Department of Mathematics, Shanghai University, Shanghai 200444, People's Republic of China.
J Chem Phys. 2012 Apr 14;136(14):144108. doi: 10.1063/1.3702433.
In biochemical reaction systems dominated by delays, the simulation speed of the stochastic simulation algorithm depends on the size of the wait queue. As a result, it is important to control the size of the wait queue to improve the efficiency of the simulation. An improved accelerated delay stochastic simulation algorithm for biochemical reaction systems with delays, termed the improved delay-leaping algorithm, is proposed in this paper.
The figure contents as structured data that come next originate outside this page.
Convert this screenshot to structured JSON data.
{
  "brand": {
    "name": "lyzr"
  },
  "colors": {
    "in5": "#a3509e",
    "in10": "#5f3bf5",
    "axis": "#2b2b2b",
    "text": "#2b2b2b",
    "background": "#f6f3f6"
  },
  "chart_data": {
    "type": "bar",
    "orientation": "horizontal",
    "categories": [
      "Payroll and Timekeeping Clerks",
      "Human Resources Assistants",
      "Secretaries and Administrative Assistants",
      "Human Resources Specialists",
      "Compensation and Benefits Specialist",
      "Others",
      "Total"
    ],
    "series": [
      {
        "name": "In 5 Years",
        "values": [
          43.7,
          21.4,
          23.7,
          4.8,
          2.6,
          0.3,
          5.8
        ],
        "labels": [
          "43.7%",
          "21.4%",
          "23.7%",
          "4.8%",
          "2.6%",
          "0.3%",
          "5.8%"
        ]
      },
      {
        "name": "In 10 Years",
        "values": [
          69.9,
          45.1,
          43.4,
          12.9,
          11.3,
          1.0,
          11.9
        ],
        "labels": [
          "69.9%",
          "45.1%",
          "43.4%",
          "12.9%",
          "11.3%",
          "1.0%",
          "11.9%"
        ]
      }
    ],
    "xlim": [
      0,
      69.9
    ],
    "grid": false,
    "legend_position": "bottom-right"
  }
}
The update method for the wait queue is effective in reducing the size of the queue as well as shortening the storage and access time, thereby accelerating the simulation speed. Numerical simulation on two examples indicates that this method not only obtains a more significant efficiency compared with the existing methods, but also can be widely applied in biochemical reaction systems with delays.
在以延迟为主导的生化反应系统中,随机模拟算法的模拟速度取决于等待队列的大小。因此,控制等待队列的大小对于提高模拟效率非常重要。本文提出了一种改进的带延迟的生化反应系统加速延迟随机模拟算法,称为改进的延迟跳跃算法。该算法的等待队列更新方法能够有效减小队列的大小,缩短存储和访问时间,从而加速模拟速度。通过对两个例子的数值模拟表明,该方法不仅比现有方法具有更高的效率,而且可以广泛应用于带延迟的生化反应系统。